Beyond simple ID-based lookups, the repository implements logic for listing and filtering entities. The list_bookmarks method is the most complex query operation, supporting pagination and status-based filtering.

Paginated Listing

The list_bookmarks method performs in-memory sorting and slicing. It sorts bookmarks by their created_at timestamp in descending order (newest first) before applying pagination logic.

def list_bookmarks(
self,
page: int = 1,
per_page: int = 25,
status: Optional[str] = None,
) -> Tuple[List[Bookmark], int]:
items = list(self._bookmarks.values())

# Filtering by status (active, archived, trashed)
if status:
try:
target = BookmarkStatus(status)
items = [b for b in items if b.status == target]
except ValueError:
pass

items.sort(key=lambda b: b.created_at, reverse=True)
total = len(items)
start = (page - 1) * per_page
return items[start : start + per_page], total

Integration with Application Services

The repository is rarely accessed directly by route handlers. Instead, it is injected into higher-level services that coordinate business logic, caching, and search indexing.

BookmarkService Coordination

The BookmarkService (in app/services/bookmark_service.py) uses the repository to persist changes while simultaneously updating the search index and invalidating the cache.

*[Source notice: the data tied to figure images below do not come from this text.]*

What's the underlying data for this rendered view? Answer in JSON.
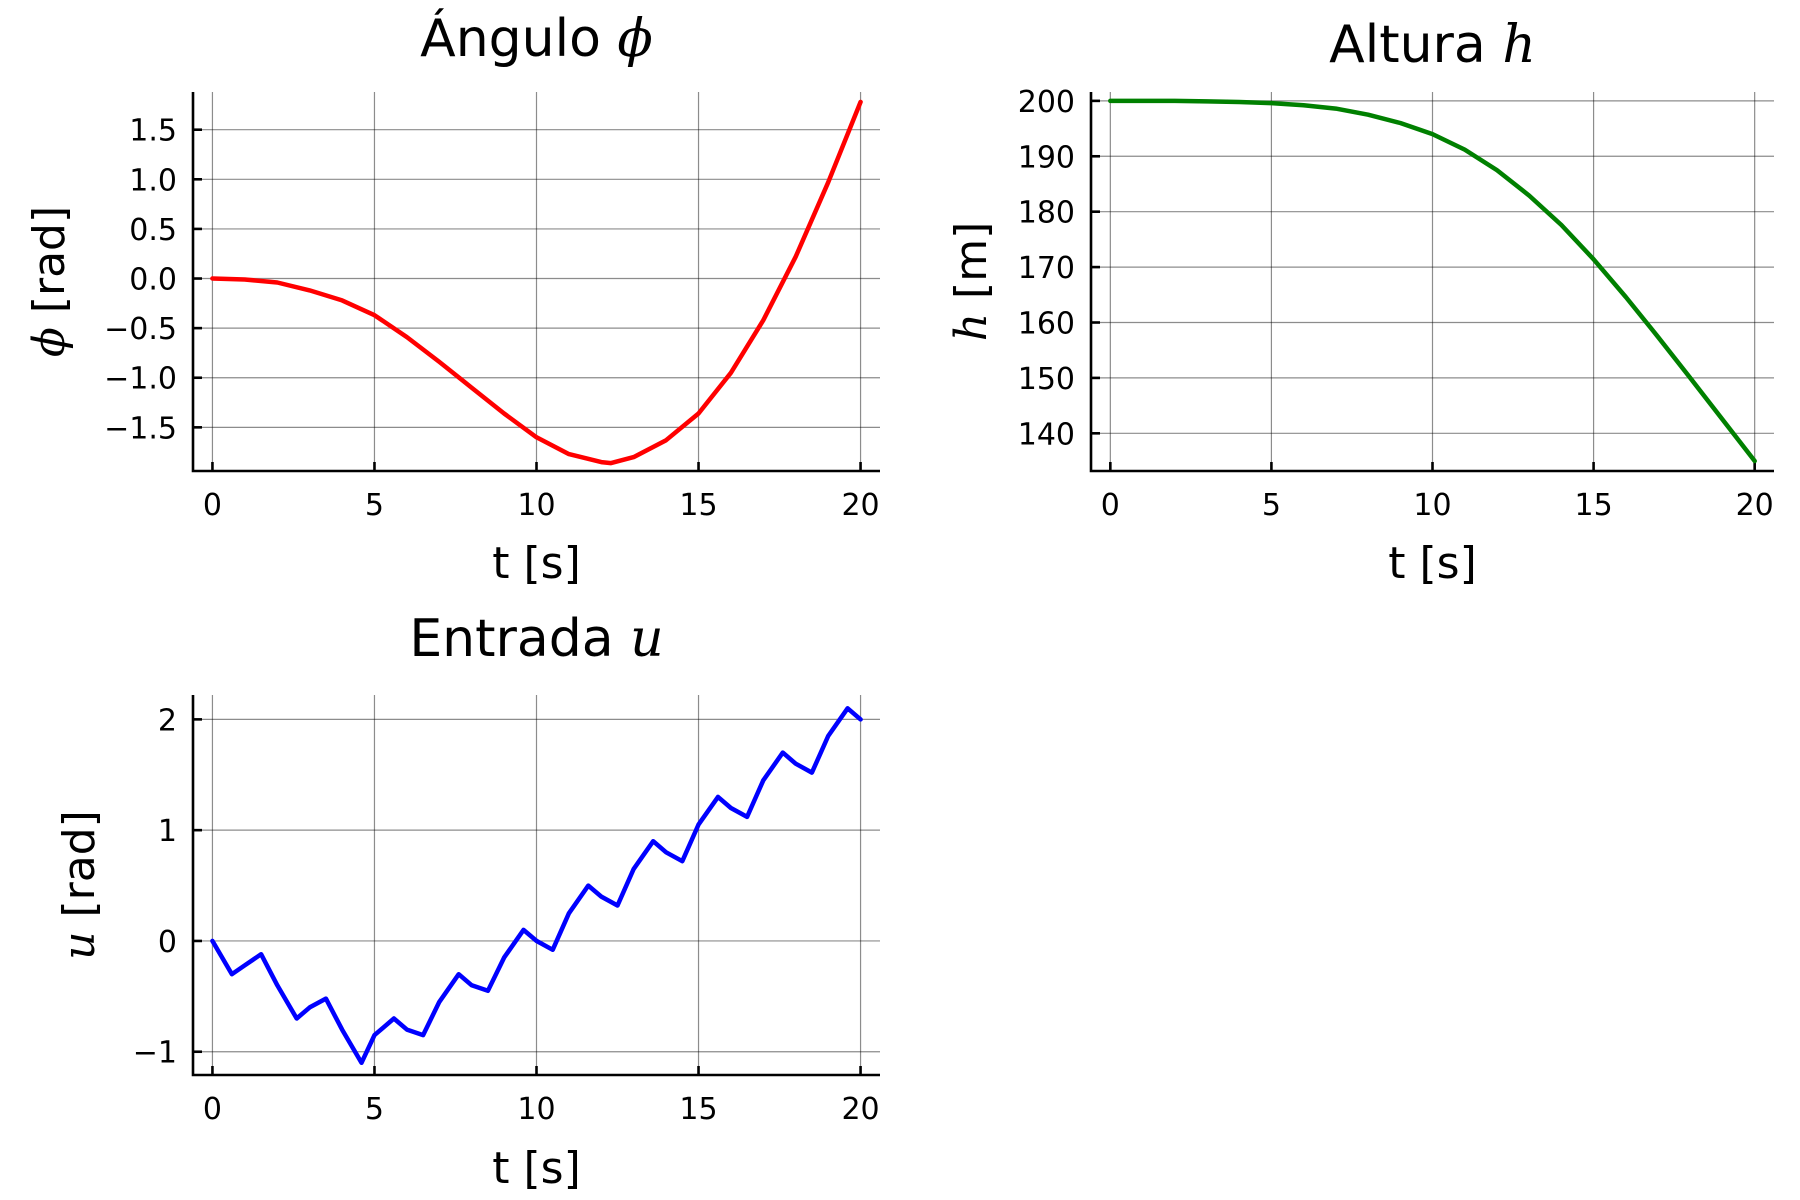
{
  "chart_data": [
    {
      "type": "line",
      "title": "Ángulo",
      "title_math": "ϕ",
      "xlabel": "t [s]",
      "ylabel": "[rad]",
      "ylabel_math": "ϕ",
      "xlim": [
        -0.6,
        20.6
      ],
      "ylim": [
        -1.94,
        1.88
      ],
      "xticks": [
        0,
        5,
        10,
        15,
        20
      ],
      "xtick_labels": [
        "0",
        "5",
        "10",
        "15",
        "20"
      ],
      "yticks": [
        -1.5,
        -1.0,
        -0.5,
        0.0,
        0.5,
        1.0,
        1.5
      ],
      "ytick_labels": [
        "−1.5",
        "−1.0",
        "−0.5",
        "0.0",
        "0.5",
        "1.0",
        "1.5"
      ],
      "grid": true,
      "color": "#ff0000",
      "series": [
        {
          "x": [
            0,
            1,
            2,
            3,
            4,
            5,
            6,
            7,
            8,
            9,
            10,
            11,
            12,
            12.3,
            13,
            14,
            15,
            16,
            17,
            18,
            19,
            20
          ],
          "values": [
            0.0,
            -0.01,
            -0.04,
            -0.12,
            -0.22,
            -0.37,
            -0.59,
            -0.84,
            -1.1,
            -1.36,
            -1.6,
            -1.77,
            -1.85,
            -1.86,
            -1.8,
            -1.63,
            -1.36,
            -0.95,
            -0.42,
            0.22,
            0.97,
            1.78
          ]
        }
      ]
    },
    {
      "type": "line",
      "title": "Altura",
      "title_math": "h",
      "xlabel": "t [s]",
      "ylabel": "[m]",
      "ylabel_math": "h",
      "xlim": [
        -0.6,
        20.6
      ],
      "ylim": [
        133.2,
        201.6
      ],
      "xticks": [
        0,
        5,
        10,
        15,
        20
      ],
      "xtick_labels": [
        "0",
        "5",
        "10",
        "15",
        "20"
      ],
      "yticks": [
        140,
        150,
        160,
        170,
        180,
        190,
        200
      ],
      "ytick_labels": [
        "140",
        "150",
        "160",
        "170",
        "180",
        "190",
        "200"
      ],
      "grid": true,
      "color": "#008000",
      "series": [
        {
          "x": [
            0,
            1,
            2,
            3,
            4,
            5,
            6,
            7,
            8,
            9,
            10,
            11,
            12,
            13,
            14,
            15,
            16,
            17,
            18,
            19,
            20
          ],
          "values": [
            200,
            200,
            200,
            199.9,
            199.8,
            199.6,
            199.2,
            198.6,
            197.5,
            196.0,
            194.0,
            191.2,
            187.5,
            182.9,
            177.6,
            171.4,
            164.6,
            157.4,
            150.0,
            142.5,
            135
          ]
        }
      ]
    },
    {
      "type": "line",
      "title": "Entrada",
      "title_math": "u",
      "xlabel": "t [s]",
      "ylabel": "[rad]",
      "ylabel_math": "u",
      "xlim": [
        -0.6,
        20.6
      ],
      "ylim": [
        -1.21,
        2.22
      ],
      "xticks": [
        0,
        5,
        10,
        15,
        20
      ],
      "xtick_labels": [
        "0",
        "5",
        "10",
        "15",
        "20"
      ],
      "yticks": [
        -1,
        0,
        1,
        2
      ],
      "ytick_labels": [
        "−1",
        "0",
        "1",
        "2"
      ],
      "grid": true,
      "color": "#0000ff",
      "series": [
        {
          "x": [
            0,
            0.6,
            1.0,
            1.5,
            2.0,
            2.6,
            3.0,
            3.5,
            4.0,
            4.6,
            5.0,
            5.6,
            6.0,
            6.5,
            7.0,
            7.6,
            8.0,
            8.5,
            9.0,
            9.6,
            10.0,
            10.5,
            11.0,
            11.6,
            12.0,
            12.5,
            13.0,
            13.6,
            14.0,
            14.5,
            15.0,
            15.6,
            16.0,
            16.5,
            17.0,
            17.6,
            18.0,
            18.5,
            19.0,
            19.6,
            20.0
          ],
          "values": [
            0.0,
            -0.3,
            -0.22,
            -0.12,
            -0.4,
            -0.7,
            -0.6,
            -0.52,
            -0.8,
            -1.1,
            -0.85,
            -0.7,
            -0.8,
            -0.85,
            -0.55,
            -0.3,
            -0.4,
            -0.45,
            -0.15,
            0.1,
            0.0,
            -0.08,
            0.25,
            0.5,
            0.4,
            0.32,
            0.65,
            0.9,
            0.8,
            0.72,
            1.05,
            1.3,
            1.2,
            1.12,
            1.45,
            1.7,
            1.6,
            1.52,
            1.85,
            2.1,
            2.0
          ]
        }
      ]
    }
  ]
}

# app/services/bookmark_service.py

def create_bookmark(self, data: Dict[str, Any]) -> Tuple[Optional[Bookmark], Optional[str]]:
# ... validation ...
bookmark = Bookmark.from_dict(data)
self._repo.save_bookmark(bookmark) # Persist to repository
self._search.index_bookmark(bookmark) # Update search index
self._cache.invalidate(bookmark.id) # Clear cache
return bookmark, None

Search Index Resolution

The SearchIndex (in app/services/search_service.py) maintains an inverted index of keywords to bookmark IDs. When a search is performed, it uses the repository to resolve those IDs back into full Bookmark objects.

# app/services/search_service.py

def search(self, query: str, limit: int = 20) -> List[Bookmark]:
# ... tokenization and candidate lookup ...
results = []
for bid in candidate_ids:
bookmark = self._repo.get_bookmark(bid) # Resolve ID to Entity
if bookmark:
results.append(bookmark)
return self._rank_results(results, tokens)[:limit]

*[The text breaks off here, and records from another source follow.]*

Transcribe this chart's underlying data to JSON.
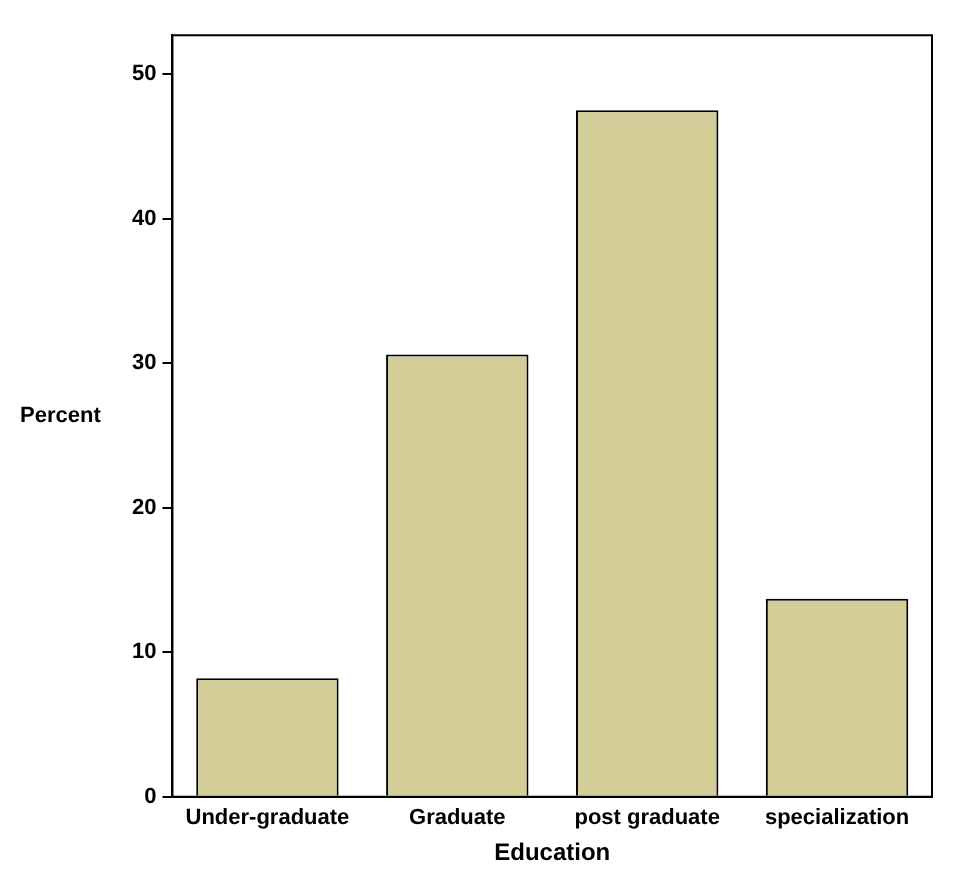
{
  "chart_data": {
    "type": "bar",
    "xlabel": "Education",
    "ylabel": "Percent",
    "categories": [
      "Under-graduate",
      "Graduate",
      "post graduate",
      "specialization"
    ],
    "values": [
      8.2,
      30.6,
      47.5,
      13.7
    ],
    "color": "#d3ce97",
    "ylim": [
      0,
      52.7
    ],
    "yticks": [
      0,
      10,
      20,
      30,
      40,
      50
    ],
    "grid": false,
    "legend": false
  }
}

Architectural Considerations

Lack of Transactions

Because the repository is in-memory and uses standard Python dictionaries, it does not currently support transactions. If an operation requires updating multiple entities (e.g., deleting a tag and updating all associated bookmarks), the BookmarkService must handle this coordination. If a failure occurs mid-operation, the state may become inconsistent.

Testability

The repository includes internal helpers specifically designed for testing, such as _clear_all() and _count_all(). These allow tests to reset the application state between runs without restarting the process.

def _clear_all(self) -> None:
"""Wipe all data. Test use only."""
self._bookmarks.clear()
self._tags.clear()
self._collections.clear()

This architecture ensures that while the current storage is simple, the rest of the application is built against a robust interface that respects the separation of concerns between domain logic and data persistence.